Facebook is 500 million strong. It's the way people are communicating today; the way young people are learning to communicate. What you need to do is provide information that people are interested in. For instance, we're not going to go on Facebook and say, "Come and buy a pool for $25,000!" We'll say, "Premier Pools is having a vacation picture contest." So they'll take pictures on vacation and we'll line up some judges and prizes. If it's springtime, we'll talk about openings. So you want to position yourself as an expert in the industry and to start a conversation. Facebook isn't passive; you've got to post. It's just one element, but if you're behind the curve on it, you can be left in the dust.

Let's face it, though. Most people in our industry are in small operations β€” they're doing the bookkeeping, the marketing, the advertising, the sales, paying the bills, HR. Then you say, "Oh, by the way, you have to focus on your Web site and on Facebook." It's hard.

You're adding new retail locations through licensing agreements. How is that different than franchising?

A franchise has to be registered with the government. It does give you more authority to dictate the day-to-day operation: "You're going to open at 8:00, you're going to wear a blue suit." What we do is license our brand and our business methods. The owner has the right to use the license, but he also has responsibilities. What I'm doing is protecting the brand. Now, if I open up with a guy in Atlanta who's doing $10 million in business, but he's getting consumer complaints left and right, I would go and pull that license from that guy. We're protecting the name of the business and what we stand for. The licensing agreement has more teeth in it than franchising. If a franchisee is following the rules, hitting the quotas, they get to stick around. But I can't dictate things like hours.
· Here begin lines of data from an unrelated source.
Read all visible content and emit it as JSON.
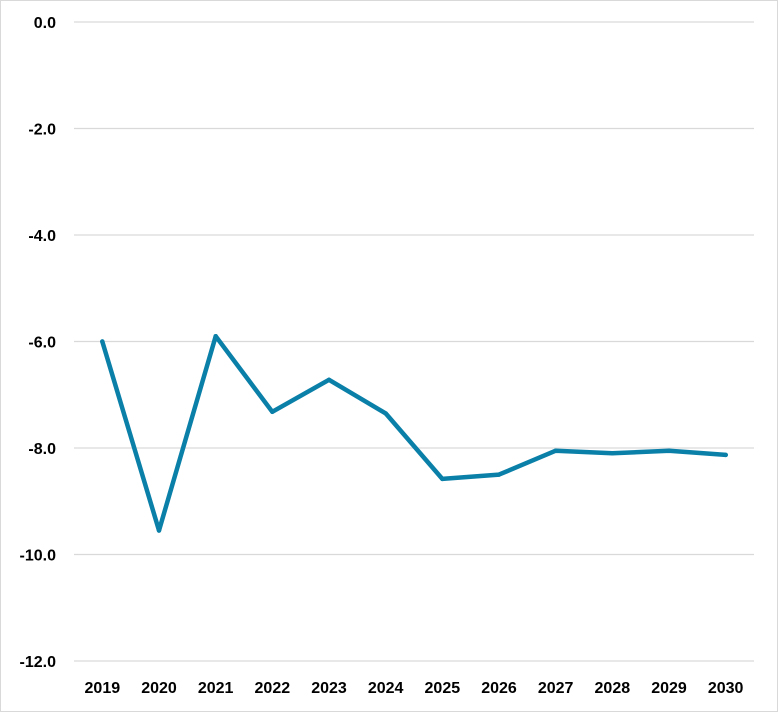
{
  "chart_data": {
    "type": "line",
    "title": "",
    "xlabel": "",
    "ylabel": "",
    "categories": [
      "2019",
      "2020",
      "2021",
      "2022",
      "2023",
      "2024",
      "2025",
      "2026",
      "2027",
      "2028",
      "2029",
      "2030"
    ],
    "series": [
      {
        "values": [
          -6.0,
          -9.55,
          -5.9,
          -7.32,
          -6.72,
          -7.35,
          -8.58,
          -8.5,
          -8.05,
          -8.1,
          -8.05,
          -8.13
        ]
      }
    ],
    "ylim": [
      -12,
      0
    ],
    "yticks": [
      0,
      -2,
      -4,
      -6,
      -8,
      -10,
      -12
    ],
    "ytick_labels": [
      "0.0",
      "-2.0",
      "-4.0",
      "-6.0",
      "-8.0",
      "-10.0",
      "-12.0"
    ],
    "grid": true,
    "legend": "none",
    "colors": {
      "line": "#0a7fa8",
      "grid": "#d9d9d9"
    }
  }
}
And these licensees benefit from your ability to buy in scale.

I buy services in scale, like liability insurance; I buy product in scale; I offer marketing services, which are included in the licensing fee; we do all their bookkeeping and accounting. If a one-man operator had to hire a marketing firm or a bookkeeping firm, it would cost him way more than what we charge.
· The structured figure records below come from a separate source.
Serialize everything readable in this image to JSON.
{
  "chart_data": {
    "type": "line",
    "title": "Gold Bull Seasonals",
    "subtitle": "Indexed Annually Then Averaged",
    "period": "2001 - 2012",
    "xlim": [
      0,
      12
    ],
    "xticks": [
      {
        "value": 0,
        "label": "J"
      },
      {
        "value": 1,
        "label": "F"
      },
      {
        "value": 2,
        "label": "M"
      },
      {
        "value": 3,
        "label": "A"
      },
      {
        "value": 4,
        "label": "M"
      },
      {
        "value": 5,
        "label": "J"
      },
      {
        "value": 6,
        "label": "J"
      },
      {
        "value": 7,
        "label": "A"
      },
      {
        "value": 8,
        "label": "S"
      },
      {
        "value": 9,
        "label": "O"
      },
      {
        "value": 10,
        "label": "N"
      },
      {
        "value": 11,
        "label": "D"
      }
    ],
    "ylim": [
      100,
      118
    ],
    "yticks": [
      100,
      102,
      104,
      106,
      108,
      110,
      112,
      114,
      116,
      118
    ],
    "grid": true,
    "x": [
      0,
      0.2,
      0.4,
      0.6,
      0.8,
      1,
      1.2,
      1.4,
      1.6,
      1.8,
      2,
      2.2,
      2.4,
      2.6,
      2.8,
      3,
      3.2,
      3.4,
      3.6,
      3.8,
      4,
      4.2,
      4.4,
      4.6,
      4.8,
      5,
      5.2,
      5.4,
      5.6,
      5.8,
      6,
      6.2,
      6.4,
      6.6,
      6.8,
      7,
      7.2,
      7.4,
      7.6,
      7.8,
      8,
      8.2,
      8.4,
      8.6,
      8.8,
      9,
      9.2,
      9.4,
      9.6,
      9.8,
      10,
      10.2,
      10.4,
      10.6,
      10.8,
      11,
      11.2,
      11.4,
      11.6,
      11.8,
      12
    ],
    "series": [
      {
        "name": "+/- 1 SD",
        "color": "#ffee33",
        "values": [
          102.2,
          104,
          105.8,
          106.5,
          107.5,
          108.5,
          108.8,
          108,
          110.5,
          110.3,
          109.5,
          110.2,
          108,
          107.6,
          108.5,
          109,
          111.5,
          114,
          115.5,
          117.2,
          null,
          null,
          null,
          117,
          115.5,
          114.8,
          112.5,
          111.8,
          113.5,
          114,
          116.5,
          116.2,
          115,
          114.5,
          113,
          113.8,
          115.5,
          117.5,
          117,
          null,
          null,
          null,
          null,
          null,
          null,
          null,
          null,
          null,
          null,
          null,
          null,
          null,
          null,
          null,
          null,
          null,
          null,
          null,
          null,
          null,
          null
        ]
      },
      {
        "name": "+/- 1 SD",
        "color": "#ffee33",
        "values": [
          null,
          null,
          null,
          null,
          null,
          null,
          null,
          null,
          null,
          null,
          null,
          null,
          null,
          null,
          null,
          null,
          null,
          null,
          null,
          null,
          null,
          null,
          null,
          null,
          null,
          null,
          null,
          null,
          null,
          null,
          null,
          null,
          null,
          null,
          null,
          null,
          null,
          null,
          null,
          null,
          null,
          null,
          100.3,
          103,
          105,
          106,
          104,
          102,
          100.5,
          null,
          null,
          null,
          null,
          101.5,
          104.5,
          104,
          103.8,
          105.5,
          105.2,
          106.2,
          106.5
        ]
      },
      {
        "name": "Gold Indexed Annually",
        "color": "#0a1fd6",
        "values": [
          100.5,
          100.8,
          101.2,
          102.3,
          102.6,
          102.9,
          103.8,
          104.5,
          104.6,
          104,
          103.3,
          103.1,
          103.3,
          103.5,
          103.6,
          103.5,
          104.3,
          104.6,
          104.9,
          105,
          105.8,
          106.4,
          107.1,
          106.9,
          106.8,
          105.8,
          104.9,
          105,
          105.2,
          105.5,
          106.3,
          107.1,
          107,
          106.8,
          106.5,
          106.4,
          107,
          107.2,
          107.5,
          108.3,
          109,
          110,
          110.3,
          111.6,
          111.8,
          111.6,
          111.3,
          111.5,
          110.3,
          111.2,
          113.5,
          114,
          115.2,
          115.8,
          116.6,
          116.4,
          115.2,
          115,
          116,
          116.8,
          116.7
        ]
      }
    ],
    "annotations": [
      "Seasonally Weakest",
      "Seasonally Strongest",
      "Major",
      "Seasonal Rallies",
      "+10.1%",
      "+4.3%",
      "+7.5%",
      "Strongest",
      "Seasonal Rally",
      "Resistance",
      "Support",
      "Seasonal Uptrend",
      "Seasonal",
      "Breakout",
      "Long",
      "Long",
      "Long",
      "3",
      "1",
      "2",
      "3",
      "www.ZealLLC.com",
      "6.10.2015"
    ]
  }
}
What's your geographic range? Is it pretty much Sacramento south and over to Dallas?

Those places, yes, but next week I'm signing up three dealers: one in Maine, one in Connecticut and one in Boston. I'm talking to people in Tampa Bay right now, Milwaukee, Indianapolis. We're continuing to grow and open up new branches. But primarily right now our greatest concentrations are in Texas, Arizona and California.

Are you changing existing retail locations or mainly opening new stores?
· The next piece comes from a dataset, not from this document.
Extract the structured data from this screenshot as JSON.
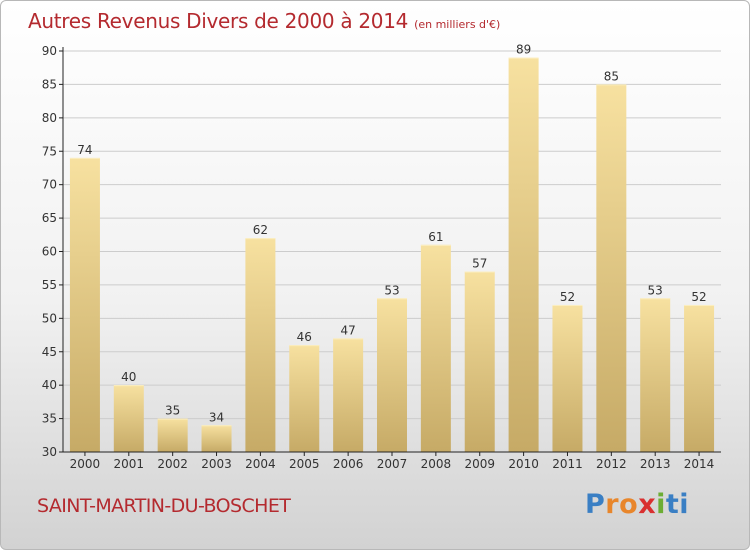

It depends on the market, but primarily we're working with small businesses that are stuck in the mud. We give them a national brand, and instantly they've got all this horsepower behind them. I just printed a 16-page brochure they can use, I've got Website-optimization ideas. In those cases, their existing brands weren't strong enough to grow their businesses.

You just can't be Joe's Hardware Store anymore. You've got to be Joe's Ace Hardware.

Do you think this industry is going in that direction?

It has to. We don't have enough accumulated resources to go out and compete for discretionary dollars today. There are so many people going out of business that are under-capitalized, and if you don't have the horsepower to be a big player... If these small guys want to stay viable they're going to have to be involved with something like we're doing.